Saltzman became eligible to participate in the Plans on December 1, 1987, but did not formally apply for entry to them at that time. The following year, she signed a waiver declining to participate in the Plans for their 1998 year. In her deposition testimony, she provides the details of her waiver signing. She states that, then officer manager Mary Tyler, "handed me a waiver to sign. She handed me a waiver, and actually said that if I wanted to put my own money into the plan I could do that but that Dr. Kross felt that he paid me a good salary and that he was not going to put in monies for me." (Saltzman Dep. pp. 22-23) After receiving the waiver, Saltzman thought about it for about an hour before signing. (Saltzman Dep. p. 29)

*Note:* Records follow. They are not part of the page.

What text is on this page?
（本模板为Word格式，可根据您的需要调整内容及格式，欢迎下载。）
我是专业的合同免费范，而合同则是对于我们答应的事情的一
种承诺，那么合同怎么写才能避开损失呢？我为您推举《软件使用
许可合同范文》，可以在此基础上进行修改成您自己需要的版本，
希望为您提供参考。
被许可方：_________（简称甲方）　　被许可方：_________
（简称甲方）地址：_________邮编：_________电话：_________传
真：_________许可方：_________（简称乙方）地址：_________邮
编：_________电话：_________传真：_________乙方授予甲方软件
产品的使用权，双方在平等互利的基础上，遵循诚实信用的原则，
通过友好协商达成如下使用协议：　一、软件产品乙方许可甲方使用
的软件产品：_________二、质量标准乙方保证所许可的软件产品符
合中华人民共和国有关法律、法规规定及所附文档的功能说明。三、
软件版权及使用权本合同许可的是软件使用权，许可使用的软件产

Whether or not Saltzman made a formal application for benefits, Dr. Kross, clearly and unequivocally, repudiated her entitlement to benefits in the statement he made to Mary Tyler and which she communicated to Saltzman, which reported that Dr. Kross thought he paid Saltzman a good salary and would not put any monies in the Plan for her. This repudiation became known to Saltzman no later than early July 1998, when, by her own admission, she was made aware of Dr. Kross' statement. She also knew of the Plans' existence at that time because, "I was upset that I wasn't going to be in the pension plan." (Saltzman Dep. p. 29).
The fact that Saltzman claims that she did not apply for inclusion in the Plans' benefits because she thought if she did, she might lose her job, (Saltzmanis Dep. p. 29), is irrelevant to the fact that she knew of the Plans' existence, and that there was a known repudiation thereof. Ambris v. Bank of New York, 1998 WL 702289, at *5 (S.D.N.Y. Oct.7, 1998) ("The fact that [the plaintiff] misunderstood the technical term of art that describes the reason for her denial of benefits does not change [the clarity of the plan's repudiation]."). A plaintiff's ERISA cause of action accrues, and the six year limitation period begins to run "when a claimant knows or should know through an exercise of reasonable diligence, of the acts constituting the alleged violation. Alcorn v. Burlington National Rail Road, 878 F.2d 1105, 1108 (8th Cir. 1989).
Consequently, "[o]nce a plaintiff is on clear notice that [he or] she is not entitled to benefits, the cause of action accrues." Ambris 1998 WL 702289, at *6. In this case, Saltzman's ERISA claim accrued in July 1988, therefore, she had until July 1994, at the latest to file suit on this cause of action. Because her claim in this action was not filed until August 8, 2000, it is time barred by the applicable statute of limitations.
Accordingly, defendants' motion for summary judgment is GRANTED, plaintiff's cross motion for summary judgment is DENIED, and the complaint is DISMISSED.